Para el nuevo director de El Mundo, Casimiro García Abadillo, la llamada tasa Google es el primer paso necesario para “evitar el hundimiento de la prensa por los piratas”. Eso mismo, los piratas. ¿La falta de adaptación al universo digital? ¿Los cambios de costumbre de los lectores? ¿La creciente falta de calidad en los contenidos y la cobertura de temas del corazón para subir las ventas en fin de semana? ¿La pérdida de capital humano en las redacciones? ¿Las inversiones millonarias fallidas, como las de Prisa en Sogecable y la de Unedisa con la compra de Recoletos, que han generado una deuda imposible de enjugar con los recursos propios?
No, nada de eso, son los piratas los que han provocado el hundimiento. Todo lo descrito en el párrafo anterior es sólo una mala racha.
Como el boxeador sonado con la cara cubierta de sangre que casi ya no puede ver, cuentan a su preparador que sólo necesitan un par de puntos de sutura para salir a ganar el combate.
Toda esta visión de la prensa como pilar imprescindible de la democracia pasa obviamente por el requisito previo de su independencia.
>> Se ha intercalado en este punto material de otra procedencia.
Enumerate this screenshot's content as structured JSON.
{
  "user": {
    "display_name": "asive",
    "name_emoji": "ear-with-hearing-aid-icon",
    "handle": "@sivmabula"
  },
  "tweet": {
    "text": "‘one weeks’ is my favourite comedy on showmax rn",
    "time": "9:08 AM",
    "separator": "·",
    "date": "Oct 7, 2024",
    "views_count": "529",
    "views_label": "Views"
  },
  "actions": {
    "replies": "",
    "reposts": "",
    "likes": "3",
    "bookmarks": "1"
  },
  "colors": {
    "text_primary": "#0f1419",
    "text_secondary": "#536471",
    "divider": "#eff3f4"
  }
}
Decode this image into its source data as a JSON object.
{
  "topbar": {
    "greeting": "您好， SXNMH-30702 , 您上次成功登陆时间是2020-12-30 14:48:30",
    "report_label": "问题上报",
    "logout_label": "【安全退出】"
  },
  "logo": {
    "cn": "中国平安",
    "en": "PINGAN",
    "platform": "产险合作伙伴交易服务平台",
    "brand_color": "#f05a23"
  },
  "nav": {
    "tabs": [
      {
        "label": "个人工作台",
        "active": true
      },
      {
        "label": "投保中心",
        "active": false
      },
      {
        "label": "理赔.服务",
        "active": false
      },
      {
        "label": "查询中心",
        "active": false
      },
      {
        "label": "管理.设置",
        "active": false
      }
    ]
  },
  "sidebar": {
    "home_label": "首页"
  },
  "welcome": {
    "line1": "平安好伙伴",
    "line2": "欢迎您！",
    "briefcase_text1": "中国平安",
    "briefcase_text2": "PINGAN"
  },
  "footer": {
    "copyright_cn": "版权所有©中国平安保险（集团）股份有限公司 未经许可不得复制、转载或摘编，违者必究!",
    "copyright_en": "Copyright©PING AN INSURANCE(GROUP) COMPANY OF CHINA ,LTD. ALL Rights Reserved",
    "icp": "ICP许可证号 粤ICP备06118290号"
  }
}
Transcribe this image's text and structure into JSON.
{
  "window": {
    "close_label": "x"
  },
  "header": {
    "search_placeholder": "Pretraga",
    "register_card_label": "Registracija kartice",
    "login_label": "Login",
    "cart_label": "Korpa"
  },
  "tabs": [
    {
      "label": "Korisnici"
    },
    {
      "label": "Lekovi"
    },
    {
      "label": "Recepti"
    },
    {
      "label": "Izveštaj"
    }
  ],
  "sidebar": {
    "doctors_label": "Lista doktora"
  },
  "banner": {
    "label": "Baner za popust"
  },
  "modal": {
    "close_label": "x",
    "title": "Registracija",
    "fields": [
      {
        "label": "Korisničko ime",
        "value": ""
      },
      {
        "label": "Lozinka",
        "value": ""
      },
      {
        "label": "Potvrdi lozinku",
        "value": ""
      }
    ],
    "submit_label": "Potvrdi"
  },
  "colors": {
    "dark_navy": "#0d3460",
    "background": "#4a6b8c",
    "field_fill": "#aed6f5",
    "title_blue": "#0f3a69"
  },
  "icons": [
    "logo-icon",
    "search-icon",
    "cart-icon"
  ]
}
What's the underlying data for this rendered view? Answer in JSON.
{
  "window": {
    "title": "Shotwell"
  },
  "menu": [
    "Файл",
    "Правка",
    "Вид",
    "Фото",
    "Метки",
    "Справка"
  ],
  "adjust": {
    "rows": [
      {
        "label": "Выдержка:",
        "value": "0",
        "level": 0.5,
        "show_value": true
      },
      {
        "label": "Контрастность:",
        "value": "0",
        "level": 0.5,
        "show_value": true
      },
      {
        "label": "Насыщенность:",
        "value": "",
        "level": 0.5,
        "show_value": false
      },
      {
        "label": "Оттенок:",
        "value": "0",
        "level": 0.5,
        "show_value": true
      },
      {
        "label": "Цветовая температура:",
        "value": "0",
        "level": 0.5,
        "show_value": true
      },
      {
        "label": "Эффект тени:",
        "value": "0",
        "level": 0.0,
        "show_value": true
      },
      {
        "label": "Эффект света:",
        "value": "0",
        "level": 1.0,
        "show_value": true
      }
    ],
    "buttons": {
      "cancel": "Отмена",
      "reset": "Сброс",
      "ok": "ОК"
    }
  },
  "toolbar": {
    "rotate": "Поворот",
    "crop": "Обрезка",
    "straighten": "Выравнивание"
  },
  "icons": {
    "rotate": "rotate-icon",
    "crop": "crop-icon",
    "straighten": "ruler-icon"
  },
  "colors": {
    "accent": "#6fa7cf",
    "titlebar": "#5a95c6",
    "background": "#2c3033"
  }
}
Resulta difícil de aceptar esa importancia si los periódicos se limitan a ser el brazo propagandístico del poder político. Las empresas editoras llevan tiempo pidiendo ayuda al Gobierno, mientras algunas de ellas rechazan al mismo tiempo la intervención del Estado y las subvenciones a las empresas no productivas. Ahora ya están en deuda con el Gobierno, al igual que con los bancos, y nos quieren hacer creer que una limosna de Google, en forma de unas decenas de millones de euros al año para todos, les sacará de su crisis estructural.
Su problema, y el de sus lectores, es que el Gobierno no entiende de nada que tenga que ver con el concepto de “gratis total”. Tengan por seguro que se cobrará su deuda y con intereses. Los piratas que visten de traje son mucho más implacables que los que naveganen barcos con cascos agujereados.